Nel concepire questa dimora ci siamo domandati se eravamo in grado di costruire un edificio nel massimo rispetto dell’ambiente naturale esistente evitando di parlare di sostenibilità, energia alternativa o ecologia, come veste di contemporaneità e condotta “politically correct”. Abbiamo pensato che si trattasse semplicemente di saper sfruttare al massimo le qualità dell’ambiente naturale a nostra disposizione e fare in modo di creare il minimo impatto su di esso. Come punto di partenza, abbiamo lasciato che la traccia volumetrica dell’edificio si sviluppasse adattandosi agli alberi esistenti, lasciando che fossero le piante stesse ad indicarci il modo. Abbiamo perciò identificato i gruppi di alberi che hanno una funzionalità congiunta all’interno del bosco, e ci siamo permessi di chiamare ciò che rimane fuori l’”antibosco”, ovvero lo spazio edificabile disponibile senza l’eliminazione di alcuna pianta.
Sopra lo spazio vuoto si è venuta articolando, tra i tronchi, una geometria piana con altezze diverse determinate dal suolo esistente e dall’inclinazione dei piani di copertura, tenendo conto della normativa urbanistica. Questa operazione, nel suo svolgersi, si è rivelata altamente complessa, e sono state necessarie numerose prove prima di giungere ad una soluzione che comprendesse tutti i parametri in tutti i punti della volumetria finale. E‘ emersa quindi una geometria non cartesiana, con un volume sfaccettato, che si conforma alle condizioni topografiche e ai requisiti urbanistici, e che ci ha incoraggiato a realizzare un progetto abitativo all’interno di uno spazio insolito ed entusiasmante. E’ stata pertanto questa geometria a definire e scoprire la maniera di vivere gli spazi e la relazione con il paesaggio, una relazione fruttuosa e sorprendente tra un bosco e una norma scritta.
Le circostanze personali del proprietario richiedevano una configurazione e un utilizzo della casa che esulavano da quelli tradizionali, era necessario quindi generare spazi che si adattassero nei tempi e nei programmi alle esigenze proprie del padrone di casa. Con questo presupposto abbiamo iniziato a definire le possibilità offerte dalla geometria ricavata, analizzando lo spazio e dividendolo in “bracci specializzati”, assegnando ad ognuno di essi una funzione specifica, con una configurazione spaziale distinta.

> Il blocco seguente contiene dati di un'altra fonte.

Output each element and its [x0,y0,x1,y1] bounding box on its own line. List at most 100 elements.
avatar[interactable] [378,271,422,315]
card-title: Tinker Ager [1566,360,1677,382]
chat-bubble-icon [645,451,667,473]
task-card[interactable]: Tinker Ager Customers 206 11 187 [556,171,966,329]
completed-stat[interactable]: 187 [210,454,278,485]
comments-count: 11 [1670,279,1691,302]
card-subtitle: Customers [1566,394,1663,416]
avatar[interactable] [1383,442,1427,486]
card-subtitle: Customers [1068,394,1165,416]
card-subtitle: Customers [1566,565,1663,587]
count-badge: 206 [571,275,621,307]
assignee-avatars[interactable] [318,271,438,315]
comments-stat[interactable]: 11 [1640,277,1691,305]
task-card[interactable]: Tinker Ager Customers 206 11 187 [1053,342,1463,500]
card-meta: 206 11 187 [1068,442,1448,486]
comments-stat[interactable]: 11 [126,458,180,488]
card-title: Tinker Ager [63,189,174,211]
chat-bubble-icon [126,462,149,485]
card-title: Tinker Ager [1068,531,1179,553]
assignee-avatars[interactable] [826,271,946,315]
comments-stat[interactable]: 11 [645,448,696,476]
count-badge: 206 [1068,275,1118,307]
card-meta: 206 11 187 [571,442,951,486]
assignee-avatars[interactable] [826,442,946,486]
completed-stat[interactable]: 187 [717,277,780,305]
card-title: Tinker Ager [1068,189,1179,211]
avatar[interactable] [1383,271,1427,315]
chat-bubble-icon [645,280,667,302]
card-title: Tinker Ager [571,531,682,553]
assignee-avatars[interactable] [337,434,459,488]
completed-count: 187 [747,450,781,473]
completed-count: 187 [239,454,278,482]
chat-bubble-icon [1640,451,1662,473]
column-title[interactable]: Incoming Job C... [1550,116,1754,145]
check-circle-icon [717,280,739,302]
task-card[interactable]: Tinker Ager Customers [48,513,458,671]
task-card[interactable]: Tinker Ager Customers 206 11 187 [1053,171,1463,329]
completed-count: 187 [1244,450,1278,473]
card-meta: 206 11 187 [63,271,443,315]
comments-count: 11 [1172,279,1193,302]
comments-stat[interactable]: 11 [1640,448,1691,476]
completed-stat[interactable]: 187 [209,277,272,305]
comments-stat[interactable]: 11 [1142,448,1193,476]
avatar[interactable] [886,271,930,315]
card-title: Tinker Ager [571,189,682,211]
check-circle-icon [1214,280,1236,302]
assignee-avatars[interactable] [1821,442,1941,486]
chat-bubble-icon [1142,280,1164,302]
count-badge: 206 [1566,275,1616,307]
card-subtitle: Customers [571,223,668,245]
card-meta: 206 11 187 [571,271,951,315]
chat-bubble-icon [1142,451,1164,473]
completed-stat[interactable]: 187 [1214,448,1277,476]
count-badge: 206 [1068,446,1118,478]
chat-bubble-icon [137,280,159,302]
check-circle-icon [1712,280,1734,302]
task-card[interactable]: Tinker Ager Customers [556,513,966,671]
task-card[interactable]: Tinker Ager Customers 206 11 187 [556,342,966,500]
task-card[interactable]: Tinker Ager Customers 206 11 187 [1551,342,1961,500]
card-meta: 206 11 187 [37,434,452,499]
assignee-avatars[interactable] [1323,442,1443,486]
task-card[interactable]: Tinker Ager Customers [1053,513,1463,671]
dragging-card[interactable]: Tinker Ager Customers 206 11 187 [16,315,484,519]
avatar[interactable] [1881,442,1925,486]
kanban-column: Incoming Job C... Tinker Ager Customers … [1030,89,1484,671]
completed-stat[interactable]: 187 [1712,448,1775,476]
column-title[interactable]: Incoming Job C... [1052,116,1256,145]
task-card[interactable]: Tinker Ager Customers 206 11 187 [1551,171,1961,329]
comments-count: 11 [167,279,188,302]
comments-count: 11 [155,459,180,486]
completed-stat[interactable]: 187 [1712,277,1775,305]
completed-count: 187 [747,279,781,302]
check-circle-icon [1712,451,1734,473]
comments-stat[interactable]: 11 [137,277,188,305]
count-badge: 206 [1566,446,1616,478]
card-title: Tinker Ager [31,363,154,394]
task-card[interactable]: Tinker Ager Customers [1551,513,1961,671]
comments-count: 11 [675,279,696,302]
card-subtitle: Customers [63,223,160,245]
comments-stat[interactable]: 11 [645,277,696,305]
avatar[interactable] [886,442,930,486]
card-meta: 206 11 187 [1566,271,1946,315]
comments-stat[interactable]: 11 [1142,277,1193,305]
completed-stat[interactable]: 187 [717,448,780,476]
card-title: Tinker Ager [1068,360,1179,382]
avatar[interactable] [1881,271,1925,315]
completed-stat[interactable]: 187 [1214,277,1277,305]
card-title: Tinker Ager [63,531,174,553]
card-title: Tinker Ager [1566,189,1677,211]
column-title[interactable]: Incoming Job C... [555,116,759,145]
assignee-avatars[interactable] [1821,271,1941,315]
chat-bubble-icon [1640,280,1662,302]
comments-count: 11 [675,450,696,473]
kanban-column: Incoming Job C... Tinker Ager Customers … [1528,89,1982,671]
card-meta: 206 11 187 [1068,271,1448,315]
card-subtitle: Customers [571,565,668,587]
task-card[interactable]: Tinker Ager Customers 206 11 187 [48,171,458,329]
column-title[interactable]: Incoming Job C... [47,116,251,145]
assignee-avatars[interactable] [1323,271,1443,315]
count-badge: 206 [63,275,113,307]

I dislivelli del terreno rivelano una casa disposta su diversi mezzi piani, con due case in una. Su un lato del piano più alto, provvisto di accesso indipendente, sono disposte le sale giorno dei figli, collegate ad una sala giochi e l’ingresso principale della casa. Nel resto del volume, scendendo ai livelli successivi, si giunge agli spazi progressivamente più privati, prima il salone/bar e la sala proiezioni/studio e al piano immediatamente più in basso un ambiente di relax con piscina interna riscaldata, la cucina-soggiorno-spazio polivalente e una grande terrazza esterna coperta. Scendendo all’ultimo livello troviamo la zona letto principale insieme ai bagni, una palestra/camera multifunzionale e la sauna. Ognuno di questi bracci, rispondendo intrinsecamente a condizioni di relazione con il bosco, diviene più privato e protetto secondo le esigenze e ci regala una geometria trasparente con i suoi spazi diversificati.
Trovandoci in un paesaggio magnifico, abbiamo voluto manternere il più possibile le sue caratteristiche e ci siamo lasciati influenzare fino ai limiti estremi dagli aspetti di geometria, luminosità e spazio dell’ambiente circostante. La casa è andata progressivamente rivestendosi di una “pelle” di vetro o pietra a seconda della vicinanza degli alberi, di quanta ombra questi offrissero, della loro presenza così come della funzione di ogni braccio specializzato. Volendo che tutte le stanze fossero a stretto e diretto contatto con l’esterno, la “pelle” ricopre il volume, lasciando che nei suoi squarci, mediante trasparenze, opacità o stampati più o meno densi, l’influenza del bosco si imprimesse su questo strano oggetto che ha invaso la quiete del suo territorio. All’interno, pavimento, pareti e soffitti rivestiti di resina color ambra, accolgono assi di legno che lasciano penetrare la presenza astratta del bosco rendendo indecifrabili i limiti tra esterno ed interno come se lo spazio interno fosse già un fossile prima ancora di esistere.
Un elemento insolito scorre lungo i piani superiori, riflesso della passione del proprietario per il collezionismo: una struttura di policarbonato con riflessi iridescenti si distende offrendo alloggio ad una gran folla di piccoli abitanti che “filtrano” con la loro presenza l’esterno noioso collettivo in un interno personale e non trasferibile.
Tre anni dopo… Elevazione, eleganza, entusiasmo, grazia.